Module 4 - Scaling

High Availability

Designing systems that stay up even when things fail.

1The Hospital Analogy

Simple Analogy

A hospital has backup generators, multiple doctors on call, and emergency protocols. If one system fails, another takes over. The goal: never stop serving patients. That's high availability.

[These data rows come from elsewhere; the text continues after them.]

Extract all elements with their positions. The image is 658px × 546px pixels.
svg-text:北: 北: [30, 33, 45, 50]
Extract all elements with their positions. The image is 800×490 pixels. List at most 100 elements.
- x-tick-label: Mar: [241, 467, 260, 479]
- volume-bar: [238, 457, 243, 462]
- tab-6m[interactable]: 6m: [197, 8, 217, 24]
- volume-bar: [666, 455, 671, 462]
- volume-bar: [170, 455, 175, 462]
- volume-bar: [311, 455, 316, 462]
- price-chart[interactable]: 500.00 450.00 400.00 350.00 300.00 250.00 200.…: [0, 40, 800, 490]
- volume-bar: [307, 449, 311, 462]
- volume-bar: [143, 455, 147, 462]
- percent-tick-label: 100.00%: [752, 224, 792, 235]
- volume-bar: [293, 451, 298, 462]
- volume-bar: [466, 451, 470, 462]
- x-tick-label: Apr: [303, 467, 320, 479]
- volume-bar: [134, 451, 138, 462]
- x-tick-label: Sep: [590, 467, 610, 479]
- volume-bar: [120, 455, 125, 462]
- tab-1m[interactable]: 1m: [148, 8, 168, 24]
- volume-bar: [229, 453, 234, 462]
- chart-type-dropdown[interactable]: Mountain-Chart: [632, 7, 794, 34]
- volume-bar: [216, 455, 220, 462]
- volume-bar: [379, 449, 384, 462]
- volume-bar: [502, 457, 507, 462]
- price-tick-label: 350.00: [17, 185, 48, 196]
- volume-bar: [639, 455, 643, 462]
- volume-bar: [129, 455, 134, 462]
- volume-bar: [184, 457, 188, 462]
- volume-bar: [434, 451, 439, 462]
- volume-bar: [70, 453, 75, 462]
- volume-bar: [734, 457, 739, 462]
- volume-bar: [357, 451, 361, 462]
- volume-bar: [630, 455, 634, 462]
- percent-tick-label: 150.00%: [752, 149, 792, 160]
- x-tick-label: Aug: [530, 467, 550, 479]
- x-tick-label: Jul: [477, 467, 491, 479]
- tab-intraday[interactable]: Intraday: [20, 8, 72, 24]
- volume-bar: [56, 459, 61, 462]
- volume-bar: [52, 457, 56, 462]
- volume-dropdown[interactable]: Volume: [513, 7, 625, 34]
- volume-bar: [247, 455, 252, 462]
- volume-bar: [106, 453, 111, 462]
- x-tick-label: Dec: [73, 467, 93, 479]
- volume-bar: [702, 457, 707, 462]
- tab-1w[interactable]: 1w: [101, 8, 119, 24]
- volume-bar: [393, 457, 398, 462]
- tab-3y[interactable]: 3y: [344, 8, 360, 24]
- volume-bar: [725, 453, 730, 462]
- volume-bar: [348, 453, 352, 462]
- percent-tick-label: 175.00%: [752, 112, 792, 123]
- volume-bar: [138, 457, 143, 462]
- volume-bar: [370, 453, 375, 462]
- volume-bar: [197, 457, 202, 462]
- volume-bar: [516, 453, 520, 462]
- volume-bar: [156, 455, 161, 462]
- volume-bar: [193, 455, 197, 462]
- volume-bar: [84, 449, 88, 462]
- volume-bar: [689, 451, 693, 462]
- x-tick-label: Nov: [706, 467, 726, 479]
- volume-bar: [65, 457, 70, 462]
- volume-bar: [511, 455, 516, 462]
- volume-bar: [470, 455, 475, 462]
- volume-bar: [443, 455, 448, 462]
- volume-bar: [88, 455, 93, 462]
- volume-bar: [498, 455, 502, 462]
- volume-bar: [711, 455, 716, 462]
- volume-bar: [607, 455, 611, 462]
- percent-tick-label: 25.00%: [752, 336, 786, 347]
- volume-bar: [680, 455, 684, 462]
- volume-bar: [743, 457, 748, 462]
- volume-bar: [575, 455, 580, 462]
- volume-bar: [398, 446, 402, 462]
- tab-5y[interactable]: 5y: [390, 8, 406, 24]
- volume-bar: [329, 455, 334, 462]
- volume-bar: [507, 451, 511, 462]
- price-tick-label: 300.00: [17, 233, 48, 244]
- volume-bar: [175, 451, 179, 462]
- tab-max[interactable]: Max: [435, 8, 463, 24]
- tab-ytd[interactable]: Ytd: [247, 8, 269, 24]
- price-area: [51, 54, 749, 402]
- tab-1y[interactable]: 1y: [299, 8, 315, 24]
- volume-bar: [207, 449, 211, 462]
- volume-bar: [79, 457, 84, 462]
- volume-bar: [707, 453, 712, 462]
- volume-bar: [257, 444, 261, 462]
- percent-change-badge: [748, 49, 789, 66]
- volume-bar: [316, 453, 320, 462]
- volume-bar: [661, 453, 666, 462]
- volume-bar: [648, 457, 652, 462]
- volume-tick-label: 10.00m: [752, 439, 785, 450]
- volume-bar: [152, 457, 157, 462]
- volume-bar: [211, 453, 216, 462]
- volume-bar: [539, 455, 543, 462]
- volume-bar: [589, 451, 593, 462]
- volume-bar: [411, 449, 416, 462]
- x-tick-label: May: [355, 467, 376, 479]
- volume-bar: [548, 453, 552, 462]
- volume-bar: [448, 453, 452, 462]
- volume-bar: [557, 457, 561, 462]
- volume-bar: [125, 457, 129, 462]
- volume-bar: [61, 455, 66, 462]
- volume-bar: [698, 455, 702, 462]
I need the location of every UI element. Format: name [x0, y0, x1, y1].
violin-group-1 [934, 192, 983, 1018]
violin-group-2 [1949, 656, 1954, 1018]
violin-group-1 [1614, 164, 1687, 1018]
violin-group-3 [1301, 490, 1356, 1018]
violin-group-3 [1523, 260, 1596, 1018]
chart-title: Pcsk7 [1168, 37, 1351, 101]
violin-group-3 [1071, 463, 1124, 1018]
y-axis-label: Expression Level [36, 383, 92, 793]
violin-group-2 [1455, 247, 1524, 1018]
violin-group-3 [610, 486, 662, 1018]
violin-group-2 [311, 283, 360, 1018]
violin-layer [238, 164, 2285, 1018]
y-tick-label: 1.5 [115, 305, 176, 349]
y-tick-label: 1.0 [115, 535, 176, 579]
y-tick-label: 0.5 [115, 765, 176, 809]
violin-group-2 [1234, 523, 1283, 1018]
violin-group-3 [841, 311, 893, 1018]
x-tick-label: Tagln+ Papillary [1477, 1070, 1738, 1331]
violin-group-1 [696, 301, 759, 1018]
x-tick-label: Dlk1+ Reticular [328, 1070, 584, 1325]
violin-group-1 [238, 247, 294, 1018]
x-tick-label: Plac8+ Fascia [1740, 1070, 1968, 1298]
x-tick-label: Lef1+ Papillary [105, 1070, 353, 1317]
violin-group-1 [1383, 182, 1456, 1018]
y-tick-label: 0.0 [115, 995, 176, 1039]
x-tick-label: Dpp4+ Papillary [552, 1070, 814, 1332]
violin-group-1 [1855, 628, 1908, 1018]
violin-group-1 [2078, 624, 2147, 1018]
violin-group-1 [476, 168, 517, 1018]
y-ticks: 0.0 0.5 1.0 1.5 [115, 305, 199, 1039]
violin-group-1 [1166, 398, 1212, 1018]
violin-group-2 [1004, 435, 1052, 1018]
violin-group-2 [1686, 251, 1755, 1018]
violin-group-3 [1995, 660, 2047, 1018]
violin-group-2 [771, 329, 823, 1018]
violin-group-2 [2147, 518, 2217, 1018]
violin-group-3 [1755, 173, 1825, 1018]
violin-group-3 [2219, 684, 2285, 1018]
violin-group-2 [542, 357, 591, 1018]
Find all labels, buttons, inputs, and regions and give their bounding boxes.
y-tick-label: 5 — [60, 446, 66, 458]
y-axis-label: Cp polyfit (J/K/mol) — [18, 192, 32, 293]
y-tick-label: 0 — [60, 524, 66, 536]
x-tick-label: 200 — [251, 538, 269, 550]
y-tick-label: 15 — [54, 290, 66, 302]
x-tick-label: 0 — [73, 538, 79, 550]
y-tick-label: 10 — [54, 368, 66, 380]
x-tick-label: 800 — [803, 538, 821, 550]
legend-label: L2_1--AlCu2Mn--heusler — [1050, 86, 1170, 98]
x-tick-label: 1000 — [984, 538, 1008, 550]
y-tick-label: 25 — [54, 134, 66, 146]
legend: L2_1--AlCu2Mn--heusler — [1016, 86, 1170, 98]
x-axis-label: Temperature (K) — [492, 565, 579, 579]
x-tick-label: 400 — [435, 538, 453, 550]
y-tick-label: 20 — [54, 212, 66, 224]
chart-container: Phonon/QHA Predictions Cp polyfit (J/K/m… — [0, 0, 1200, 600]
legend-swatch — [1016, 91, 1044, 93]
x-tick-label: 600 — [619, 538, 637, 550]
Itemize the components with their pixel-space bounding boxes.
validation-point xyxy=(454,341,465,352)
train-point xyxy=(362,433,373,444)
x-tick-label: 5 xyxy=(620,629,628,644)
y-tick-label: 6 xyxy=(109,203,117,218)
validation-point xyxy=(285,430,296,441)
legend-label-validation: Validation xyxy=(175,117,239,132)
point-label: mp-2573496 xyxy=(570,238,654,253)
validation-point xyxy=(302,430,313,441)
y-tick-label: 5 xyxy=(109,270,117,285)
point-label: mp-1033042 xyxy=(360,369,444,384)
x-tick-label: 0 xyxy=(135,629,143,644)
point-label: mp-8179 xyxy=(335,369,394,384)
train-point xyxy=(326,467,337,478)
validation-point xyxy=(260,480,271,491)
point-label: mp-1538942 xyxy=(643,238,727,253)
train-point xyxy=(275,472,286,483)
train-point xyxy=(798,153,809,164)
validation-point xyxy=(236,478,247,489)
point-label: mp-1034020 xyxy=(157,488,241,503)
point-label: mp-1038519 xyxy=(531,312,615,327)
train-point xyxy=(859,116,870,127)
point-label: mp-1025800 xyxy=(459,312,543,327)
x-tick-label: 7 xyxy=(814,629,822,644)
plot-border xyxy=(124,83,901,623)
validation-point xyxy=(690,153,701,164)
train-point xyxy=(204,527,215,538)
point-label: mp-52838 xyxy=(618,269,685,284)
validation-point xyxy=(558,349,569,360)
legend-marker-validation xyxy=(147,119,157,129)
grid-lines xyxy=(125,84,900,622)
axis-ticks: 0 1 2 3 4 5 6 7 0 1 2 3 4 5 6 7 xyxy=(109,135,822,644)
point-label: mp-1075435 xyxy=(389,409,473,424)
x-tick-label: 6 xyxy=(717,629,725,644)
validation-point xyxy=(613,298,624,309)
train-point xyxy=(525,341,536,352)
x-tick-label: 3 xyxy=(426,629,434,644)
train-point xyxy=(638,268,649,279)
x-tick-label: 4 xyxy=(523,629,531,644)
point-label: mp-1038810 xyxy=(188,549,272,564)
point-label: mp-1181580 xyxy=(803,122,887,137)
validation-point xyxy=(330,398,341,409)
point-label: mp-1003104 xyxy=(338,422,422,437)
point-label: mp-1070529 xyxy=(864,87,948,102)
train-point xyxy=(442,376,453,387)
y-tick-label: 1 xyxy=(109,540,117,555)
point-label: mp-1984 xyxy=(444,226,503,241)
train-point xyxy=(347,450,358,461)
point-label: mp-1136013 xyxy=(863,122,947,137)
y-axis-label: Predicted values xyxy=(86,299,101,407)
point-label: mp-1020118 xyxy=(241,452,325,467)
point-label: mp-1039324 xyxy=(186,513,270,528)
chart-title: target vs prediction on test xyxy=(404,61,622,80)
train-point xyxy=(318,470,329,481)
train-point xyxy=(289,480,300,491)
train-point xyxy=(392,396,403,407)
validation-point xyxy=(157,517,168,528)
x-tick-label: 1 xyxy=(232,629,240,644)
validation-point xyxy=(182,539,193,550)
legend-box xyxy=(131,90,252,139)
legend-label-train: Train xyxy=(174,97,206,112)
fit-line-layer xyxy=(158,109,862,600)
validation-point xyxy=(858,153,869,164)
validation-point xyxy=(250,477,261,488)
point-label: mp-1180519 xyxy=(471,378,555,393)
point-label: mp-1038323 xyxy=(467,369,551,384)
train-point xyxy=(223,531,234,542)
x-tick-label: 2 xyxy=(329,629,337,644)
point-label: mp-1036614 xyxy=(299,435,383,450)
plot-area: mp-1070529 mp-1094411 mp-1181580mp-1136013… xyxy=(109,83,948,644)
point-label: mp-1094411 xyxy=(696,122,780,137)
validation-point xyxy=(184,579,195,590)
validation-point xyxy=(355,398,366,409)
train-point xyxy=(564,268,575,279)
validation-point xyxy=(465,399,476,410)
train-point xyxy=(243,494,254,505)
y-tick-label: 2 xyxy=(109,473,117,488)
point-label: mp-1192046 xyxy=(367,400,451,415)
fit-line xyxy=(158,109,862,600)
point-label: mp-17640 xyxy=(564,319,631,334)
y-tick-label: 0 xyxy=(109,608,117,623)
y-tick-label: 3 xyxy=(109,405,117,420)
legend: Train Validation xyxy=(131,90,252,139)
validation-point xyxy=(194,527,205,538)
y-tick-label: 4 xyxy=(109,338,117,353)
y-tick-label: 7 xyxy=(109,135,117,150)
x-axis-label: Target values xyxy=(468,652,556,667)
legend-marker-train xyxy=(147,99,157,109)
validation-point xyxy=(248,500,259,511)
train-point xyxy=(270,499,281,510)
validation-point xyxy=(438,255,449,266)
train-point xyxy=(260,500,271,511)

High Availability (HA) means a system remains operational for a high percentage of time. Measured in "nines"-99.9% (3 nines) = 8.7 hours downtime/year.

2Availability Levels

Availability	Downtime/Year	Example
99% (2 nines)	3.65 days	Internal tools
99.9% (3 nines)	8.7 hours	Most SaaS apps
99.99% (4 nines)	52 minutes	E-commerce, fintech
99.999% (5 nines)	5 minutes	Telecom, healthcare

3Achieving HA

Redundancy

No single point of failure. Multiple instances of everything.

Load Balancing

Distribute traffic. If one fails, others handle it.

Failover

Automatic switch to backup when primary fails.

Health Checks

Detect failures quickly and route around them.

Multi-AZ / Multi-Region

Survive data center or region failures.

4Failure Modes

Hardware Failure

Disks, network, servers fail. Use redundancy.

Software Bugs

Code crashes. Use circuit breakers, rollback.

Network Partitions

Nodes can't communicate. Handle gracefully.

Dependency Failures

External service down. Use fallbacks, caching.

5Key Takeaways

1HA = staying operational despite failures

2Measured in nines: 99.9% = 8.7 hrs/year downtime

3Eliminate single points of failure with redundancy

4Use health checks + failover for quick recovery

5Multi-AZ/region protects against site failures

?Quiz

1. Your SLA requires 99.99% uptime. Max downtime per year?

2. Single database, no replica. What's the risk?